Ravenport beobachtete sie scharf. Etwas wie Unwillen glitt über sein Gesicht. Seine Finger drehten spielend an der goldenen Uhrkette. Endlich sagte er ruhig, fast geschäftsmäßig:

„Du bist nun in dem Alter, in dem junge Mädchen heiratsfähig genannt werden. Es hat sich auch ein Freier für dich bei mir gemeldet, der alle Eigenschaften besitzt, die ich von meinem künftigen Schwiegersohn erwarte. Ich habe ihm deine Hand bereits zugesagt. Du wirst mit der Wahl zufrieden sein, die dein Vater in weiser Fürsorge für dich getroffen hat.“

Er machte eine Pause. Ruth antwortete nicht. Sie saß mit gesenkten Augen da. Nur ein ruhiges Heben und Senken der Brust verriet, dass Leben in ihr war.

„Nun, du fragst mich nicht, wer dieser Freier ist?“

„Nein“, antwortete sie leise.

Peter Ravenport war gewöhnt, dass sie sich ruhig all seinen Befehlen und Anordnungen fügte. Dass sie aber auch bei dieser Gelegenheit kein Wort der Erwiderung fand, verursachte ihm einiges Unbehagen.

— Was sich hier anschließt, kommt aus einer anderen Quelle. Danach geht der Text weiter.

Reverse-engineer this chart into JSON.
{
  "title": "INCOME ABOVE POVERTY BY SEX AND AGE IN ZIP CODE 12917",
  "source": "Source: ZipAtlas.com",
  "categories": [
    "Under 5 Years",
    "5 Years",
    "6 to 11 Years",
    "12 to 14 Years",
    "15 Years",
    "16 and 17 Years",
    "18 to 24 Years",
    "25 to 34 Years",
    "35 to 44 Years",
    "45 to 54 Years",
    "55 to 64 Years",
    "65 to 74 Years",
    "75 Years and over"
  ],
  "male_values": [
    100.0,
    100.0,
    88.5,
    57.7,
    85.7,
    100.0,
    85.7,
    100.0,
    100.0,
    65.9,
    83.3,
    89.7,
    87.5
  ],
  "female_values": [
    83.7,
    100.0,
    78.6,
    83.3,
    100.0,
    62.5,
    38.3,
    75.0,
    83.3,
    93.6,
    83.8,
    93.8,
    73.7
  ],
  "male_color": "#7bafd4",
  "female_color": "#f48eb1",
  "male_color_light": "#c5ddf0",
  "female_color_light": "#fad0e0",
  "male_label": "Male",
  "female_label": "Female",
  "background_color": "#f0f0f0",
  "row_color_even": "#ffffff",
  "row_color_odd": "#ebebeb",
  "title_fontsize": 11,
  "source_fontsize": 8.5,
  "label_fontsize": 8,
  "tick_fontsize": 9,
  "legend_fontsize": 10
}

„Du fragst nicht, weil du wohl überzeugt bist, dass dein Vater eine gute Wahl für dich getroffen hat. Ich habe dich für ein vornehmes Leben erziehen lassen, weil ich dich mit einem vornehmen Mann verheiraten wollte. Also kurz und gut, Hans Rochus hat mich um deine Hand gebeten, und ich habe sie ihm zugesagt. Morgen Mittag wird er kommen, um persönlich bei dir seine Werbung vorzubringen.“

Ruth presste die Lippen fest aufeinander, und auf der Stirn erschien eine kleine Falte. Die Hände schlossen sich noch fester ineinander, und die Augenlider zuckten leise. Dieses Zeichen deutete ihm an, dass sie nicht so ruhig war, wie sie schien. Seine Gesichtsmuskeln spannten sich, als ob er sich auf einen Kampf vorbereiten müsste.

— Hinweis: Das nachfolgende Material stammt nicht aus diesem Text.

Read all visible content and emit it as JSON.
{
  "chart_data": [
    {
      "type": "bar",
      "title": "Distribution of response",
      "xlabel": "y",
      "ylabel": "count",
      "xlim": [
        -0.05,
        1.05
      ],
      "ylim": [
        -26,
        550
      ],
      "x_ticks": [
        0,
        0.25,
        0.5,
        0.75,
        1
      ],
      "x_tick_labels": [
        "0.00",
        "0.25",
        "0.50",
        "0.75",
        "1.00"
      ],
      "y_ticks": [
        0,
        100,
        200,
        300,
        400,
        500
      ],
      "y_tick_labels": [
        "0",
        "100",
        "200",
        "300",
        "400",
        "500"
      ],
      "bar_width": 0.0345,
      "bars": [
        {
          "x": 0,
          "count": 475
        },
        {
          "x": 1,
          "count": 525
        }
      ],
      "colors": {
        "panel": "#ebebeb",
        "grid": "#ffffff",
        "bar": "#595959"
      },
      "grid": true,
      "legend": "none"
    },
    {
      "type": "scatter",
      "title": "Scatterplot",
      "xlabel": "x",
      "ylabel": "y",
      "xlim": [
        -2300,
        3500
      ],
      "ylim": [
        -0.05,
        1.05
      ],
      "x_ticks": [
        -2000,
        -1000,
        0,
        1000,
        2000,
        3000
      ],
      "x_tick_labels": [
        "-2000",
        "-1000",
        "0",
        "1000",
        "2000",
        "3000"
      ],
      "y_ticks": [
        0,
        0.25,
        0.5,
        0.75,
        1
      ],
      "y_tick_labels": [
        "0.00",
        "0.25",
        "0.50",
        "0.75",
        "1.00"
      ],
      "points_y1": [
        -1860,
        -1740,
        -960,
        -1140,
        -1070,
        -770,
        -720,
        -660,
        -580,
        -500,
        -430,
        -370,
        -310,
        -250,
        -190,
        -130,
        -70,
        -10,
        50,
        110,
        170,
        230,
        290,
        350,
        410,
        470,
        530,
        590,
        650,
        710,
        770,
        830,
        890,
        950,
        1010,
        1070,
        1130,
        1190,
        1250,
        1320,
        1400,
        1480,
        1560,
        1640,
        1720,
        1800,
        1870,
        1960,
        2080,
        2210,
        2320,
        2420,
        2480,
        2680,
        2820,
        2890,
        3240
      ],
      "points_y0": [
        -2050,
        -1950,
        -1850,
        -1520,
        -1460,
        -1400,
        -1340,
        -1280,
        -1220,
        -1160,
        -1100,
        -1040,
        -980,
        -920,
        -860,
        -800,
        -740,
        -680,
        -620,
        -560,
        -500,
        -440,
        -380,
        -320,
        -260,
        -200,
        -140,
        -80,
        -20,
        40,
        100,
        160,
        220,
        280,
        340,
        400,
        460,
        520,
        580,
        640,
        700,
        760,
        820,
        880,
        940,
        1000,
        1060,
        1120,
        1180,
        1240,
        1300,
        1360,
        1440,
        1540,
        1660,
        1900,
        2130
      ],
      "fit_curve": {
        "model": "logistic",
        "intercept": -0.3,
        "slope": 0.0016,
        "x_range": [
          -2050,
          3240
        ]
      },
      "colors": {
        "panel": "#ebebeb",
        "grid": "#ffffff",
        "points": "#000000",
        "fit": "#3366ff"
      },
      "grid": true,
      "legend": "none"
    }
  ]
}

Ruth zwang aber schnell ihre äußere Unruhe zurück.

„Es ist gut, Vater“, sagte sie.

Er richtete sich nun doch überrascht auf. Diese glatte Fügsamkeit, ohne eine Frage, eine Einwendung, hatte er nicht erwartet.

„Du scheinst gar nicht überrascht zu sein?“, fragte er zögernd.

„Nein“, erwiderte sie kurz.

Er riss ungeduldig an seiner Uhrkette.

„Willst du mir dein sonderbares Benehmen nicht erklären? Wie kommt es, dass du es als so etwas Selbstverständliches annimmst, dass Hans Rochus um dich anhält?“

Ruth atmete tief auf.

„Muss ich dir darauf antworten Vater?“, fragte sie ernst.

„Gewiss. Dein Verhalten bei dieser Eröffnung ist so eigentümlich, dass ich dafür eine Erklärung erwarte.“

Das junge Mädchen schlug jetzt die Augen groß auf und sah dem Vater mit ernstem Ausdruck in das Gesicht, in dem sich eine nervöse Gereiztheit spiegelte.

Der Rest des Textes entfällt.